Rating for Style: A-
Rating for Substance: A-
Image Transfer Review: The 1.85:1 anamorphic widescreen transfer treats the work of cinematographer John Seale (Harry Potter and the Sorcerer's Stone, The Perfect Storm) with respect—especially the outdoor scenes in Amish country—offering up a 20-year-old film that looks like it could have been shot last week. Those outdoor moments come across beautifully—colors are bright and black levels really hold their own—though some of the indoor scenes are plagued by minor grain and edge enhancement issues that barely detract from an otherwise solid transfer.
Image Transfer Grade: B+
Audio Transfer Review: Audio choices are split between a modest Dolby Digital 5.1 surround and a rather compressed 2.0 surround mix. Both deliver clean, discernible dialogue, but the subtle expansiveness of the 5.1 track allows mood-enhancing moments like swells from the lovely Maurice Jarre score to rise in the all the right places. Rears get used to good effect in small doses, but the bottom end is a bit diminished. A nice, and appropriately simple, presentation that makes the 2.0 track appear downright flat, though on its own it provides clear sound quality.

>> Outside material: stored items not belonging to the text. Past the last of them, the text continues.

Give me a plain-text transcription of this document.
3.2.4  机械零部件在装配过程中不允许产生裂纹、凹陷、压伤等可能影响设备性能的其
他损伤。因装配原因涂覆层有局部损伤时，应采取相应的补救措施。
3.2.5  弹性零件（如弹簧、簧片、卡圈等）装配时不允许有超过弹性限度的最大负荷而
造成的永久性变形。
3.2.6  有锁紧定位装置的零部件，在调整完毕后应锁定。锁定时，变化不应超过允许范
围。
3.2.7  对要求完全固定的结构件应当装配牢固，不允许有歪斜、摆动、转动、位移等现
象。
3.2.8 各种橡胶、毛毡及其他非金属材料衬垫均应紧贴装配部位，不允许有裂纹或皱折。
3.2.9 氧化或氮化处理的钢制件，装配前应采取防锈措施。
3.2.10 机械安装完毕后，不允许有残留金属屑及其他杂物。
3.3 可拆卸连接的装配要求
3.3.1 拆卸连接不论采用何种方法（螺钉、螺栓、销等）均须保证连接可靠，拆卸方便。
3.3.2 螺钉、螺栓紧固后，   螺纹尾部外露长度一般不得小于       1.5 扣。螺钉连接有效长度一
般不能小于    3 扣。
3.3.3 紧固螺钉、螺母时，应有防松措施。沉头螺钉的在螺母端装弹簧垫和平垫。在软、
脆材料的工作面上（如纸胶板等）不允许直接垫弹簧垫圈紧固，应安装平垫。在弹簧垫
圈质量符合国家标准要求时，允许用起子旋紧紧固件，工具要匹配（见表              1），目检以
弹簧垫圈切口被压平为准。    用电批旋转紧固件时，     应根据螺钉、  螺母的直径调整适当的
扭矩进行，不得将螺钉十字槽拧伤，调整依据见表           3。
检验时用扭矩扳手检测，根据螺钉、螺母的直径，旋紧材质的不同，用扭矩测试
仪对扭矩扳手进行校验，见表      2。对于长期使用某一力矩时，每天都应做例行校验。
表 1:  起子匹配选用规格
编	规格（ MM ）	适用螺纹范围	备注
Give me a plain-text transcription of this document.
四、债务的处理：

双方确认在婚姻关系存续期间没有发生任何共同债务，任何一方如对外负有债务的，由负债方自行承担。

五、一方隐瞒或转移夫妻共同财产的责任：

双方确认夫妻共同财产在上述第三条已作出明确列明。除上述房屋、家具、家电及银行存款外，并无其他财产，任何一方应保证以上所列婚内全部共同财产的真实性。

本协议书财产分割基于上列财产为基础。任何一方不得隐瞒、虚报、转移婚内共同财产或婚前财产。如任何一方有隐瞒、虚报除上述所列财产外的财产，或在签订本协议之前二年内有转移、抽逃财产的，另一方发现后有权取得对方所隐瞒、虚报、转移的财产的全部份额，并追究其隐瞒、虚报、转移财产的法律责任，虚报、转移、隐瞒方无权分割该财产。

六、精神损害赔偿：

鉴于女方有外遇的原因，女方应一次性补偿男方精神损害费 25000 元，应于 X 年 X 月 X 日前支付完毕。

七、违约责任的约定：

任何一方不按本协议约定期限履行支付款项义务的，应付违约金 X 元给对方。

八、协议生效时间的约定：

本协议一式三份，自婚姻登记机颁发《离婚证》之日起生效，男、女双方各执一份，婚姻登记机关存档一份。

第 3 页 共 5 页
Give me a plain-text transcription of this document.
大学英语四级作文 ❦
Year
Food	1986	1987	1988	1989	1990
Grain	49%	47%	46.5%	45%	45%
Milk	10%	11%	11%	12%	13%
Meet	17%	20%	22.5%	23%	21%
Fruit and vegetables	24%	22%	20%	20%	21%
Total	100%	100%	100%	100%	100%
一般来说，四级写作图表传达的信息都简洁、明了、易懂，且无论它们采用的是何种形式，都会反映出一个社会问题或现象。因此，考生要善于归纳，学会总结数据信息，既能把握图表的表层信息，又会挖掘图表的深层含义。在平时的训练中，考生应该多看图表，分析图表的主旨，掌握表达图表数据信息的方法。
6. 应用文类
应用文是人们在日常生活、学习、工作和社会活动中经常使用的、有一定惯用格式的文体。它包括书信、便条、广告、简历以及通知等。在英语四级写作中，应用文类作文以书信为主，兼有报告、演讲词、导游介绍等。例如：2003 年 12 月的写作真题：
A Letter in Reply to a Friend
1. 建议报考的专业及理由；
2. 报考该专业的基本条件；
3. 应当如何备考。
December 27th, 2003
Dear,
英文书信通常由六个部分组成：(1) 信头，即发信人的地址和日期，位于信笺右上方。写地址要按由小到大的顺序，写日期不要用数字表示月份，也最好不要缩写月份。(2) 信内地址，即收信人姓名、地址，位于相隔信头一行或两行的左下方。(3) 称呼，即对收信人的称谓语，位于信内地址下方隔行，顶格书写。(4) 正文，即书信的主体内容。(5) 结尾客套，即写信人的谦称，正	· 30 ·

A French language 2.0 surround track is also included.
Audio Transfer Grade: B
Disc ExtrasFull Motion menu with music
Scene Access with 17 cues and remote access
Subtitles/Captions in English, Spanish with remote access
1 Original Trailer(s)
4 Other Trailer(s) featuring Airplane: Don't Call Me Shirley Edition, Tommy Boy: Holy Schnike Edition, The John Wayne Collection, Macgyver: The Complete First Season
1 Deleted Scenes
Extras Review: I've become a bit jaded to the obligatory commentary track, and for whatever reason I was sort of glad that this special edition release of Witness didn't have one, to say nothing of being pleasantly surprised.
The absence of a commentary is filled in by a new five part documentary entitled The Making of Witness, split into the segments Origins (20m:35s), Amish Country (14m:36s), The Artistic Process (09m:49s), The Heart of the Matter (08m:22s) and Denouement (10m:32s). This is a step above most DVD featurettes, and Ford, McGillis, Haas, and others offer recollections on the project, but it is Weir who connects all the pieces, providing the most consistently interesting look at the entire process, from script procurement to cinematography. I would gladly look forward to more docs of this caliber versus yet another tedious commentary track.
There is one deleted scene (04m:10s), culled from the network airing of the film, and it features Rachel, Samuel, and the temptation of Donkey Kong.
Also included is a theatrical trailer, three TV spots, and a quartet of other trailers for assorted Paramount products. The disc is cut into 17 chapters, with optional subtitles in English or French.
Extras Grade: B+
Final CommentsThe inclusion of a new five-part documentary on the making of Witness is what ratchets this into special edition territory, but the film itself remains a great balancing act between gentle fish-out-of-water drama and tense police thriller.